= Niall FitzGerald =

Irish businessman

Niall FitzGerald (born 13 September 1945) is an Irish businessman.

==Early life and education==
FitzGerald was born 13 September 1945 in County Sligo. FitzGerald grew up in Limerick, Ireland, and was educated at St Munchin's College in Limerick. He obtained a Commerce degree from University College, Dublin (UCD).

==Career==

His executive career was with Unilever for 37 years. He was an executive board member for 18 years and served respectively as Finance Director, Foods Director and Detergents Director until his appointment as chairman and CEO in 1996; a position he held until 2004. During his Unilever career he worked and lived in Ireland, the Netherlands, South Africa, the United States and the United Kingdom.

FitzGerald has chaired a broad range of companies and public bodies. These include Reuters, Hakluyt, the Nelson Mandela Legacy Trust, International Business Council, Conference Board, Investment Climate Facility for Africa, British Museum, the Transatlantic Business Dialogue (TAB) and Advertising Association.

He has also served on the Boards of Bank of Ireland, Ericsson, Merck, Prudential Corporation and chaired Audit, Remuneration and Governance Committees. Other Board mandates have included the World Economic Forum, Council on Foreign Relations, International Policy Council for Agriculture and Trade, President of South Africa's International Advisory Council, Kok Commission on the Lisbon Agenda, Spencer Stuart Advisory Board.

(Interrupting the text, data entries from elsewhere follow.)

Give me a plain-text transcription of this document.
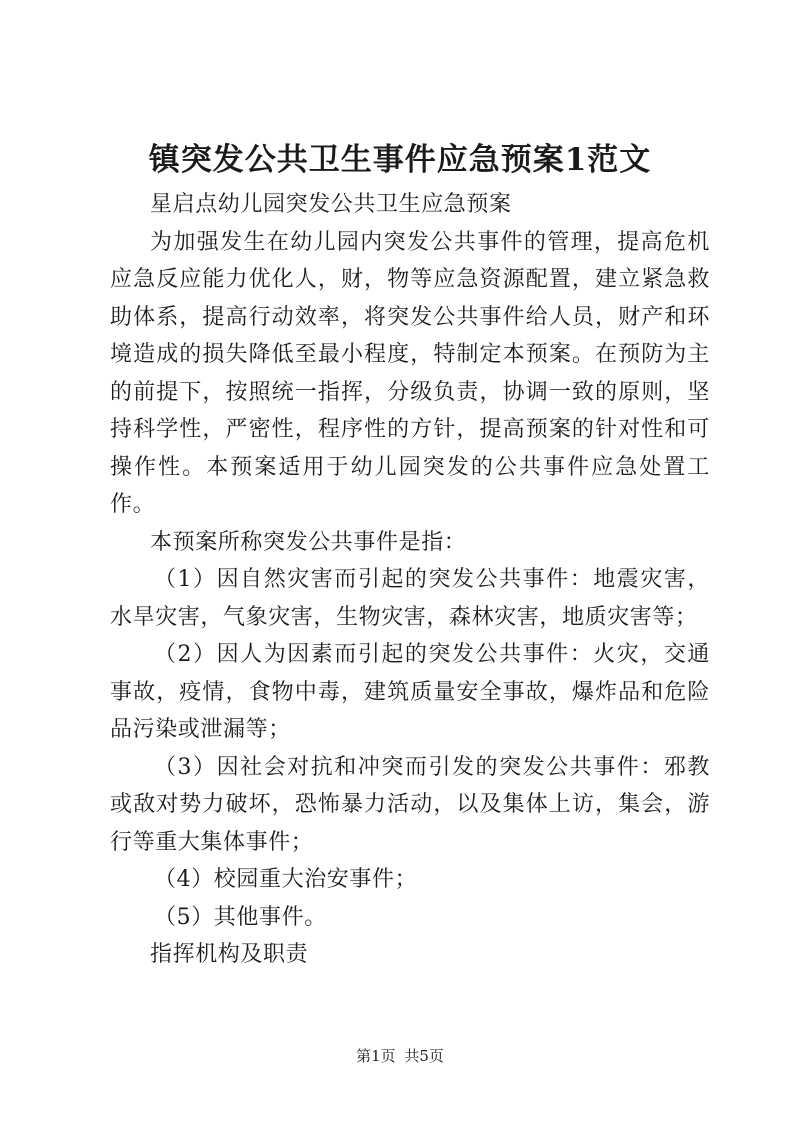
镇突发公共卫生事件应急预案1范文

星启点幼儿园突发公共卫生应急预案

为加强发生在幼儿园内突发公共事件的管理，提高危机应急反应能力优化人，财，物等应急资源配置，建立紧急救助体系，提高行动效率，将突发公共事件给人员，财产和环境造成的损失降低至最小程度，特制定本预案。在预防为主的前提下，按照统一指挥，分级负责，协调一致的原则，坚持科学性，严密性，程序性的方针，提高预案的针对性和可操作性。本预案适用于幼儿园突发的公共事件应急处置工作。

本预案所称突发公共事件是指：

（1）因自然灾害而引起的突发公共事件：地震灾害，水旱灾害，气象灾害，生物灾害，森林灾害，地质灾害等；

（2）因人为因素而引起的突发公共事件：火灾，交通事故，疫情，食物中毒，建筑质量安全事故，爆炸品和危险品污染或泄漏等；

（3）因社会对抗和冲突而引发的突发公共事件：邪教或敌对势力破坏，恐怖暴力活动，以及集体上访，集会，游行等重大集体事件；

（4）校园重大治安事件；

（5）其他事件。

指挥机构及职责

第1页 共5页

Current engagements include Chairman, Brand Learning; Chairman, NiJaCo; Chairman, Hakluyt International Advisory Board; Chairman, Munster Rugby Commercial Board; Chairman, UCD Graduate Business School; Chairman, Leverhulme Trust; Senior Advisor, Allen & Co.; Member of Mitsubishi International Advisory Committee and Chairman of Governors at Cumnor House Sussex prep school.

==Awards and honours==
FitzGerald was made an Honorary Knight Commander of the Order of the British Empire in 2002, and holds a number of Honorary Doctorates from American, British and Irish universities. He has also been the recipient of numerous other awards for his work on global business issues, including

- Golden Plate Award of the American Academy of Achievement (2002), received at the International Achievement Summit in Dublin, Ireland
- Society of Chemical Industry Centenary Medal (2004)
- Royal Dublin Society Gold Medal for Industry (2006)
- Woodrow Wilson Award for Corporate Citizenship (2008)
- Business & Finance Award for Outstanding Business Achievement (2008)
- Perlmutter Award for Excellence in Global Business Leadership (2011)

On 13 November 2014 FitzGerald was presented with an honorary degree in Economic Science from University of Limerick.

==Personal life==
FitzGerald is married to Ingrid and they have a daughter, Gabriella. He has 3 children from a previous marriage.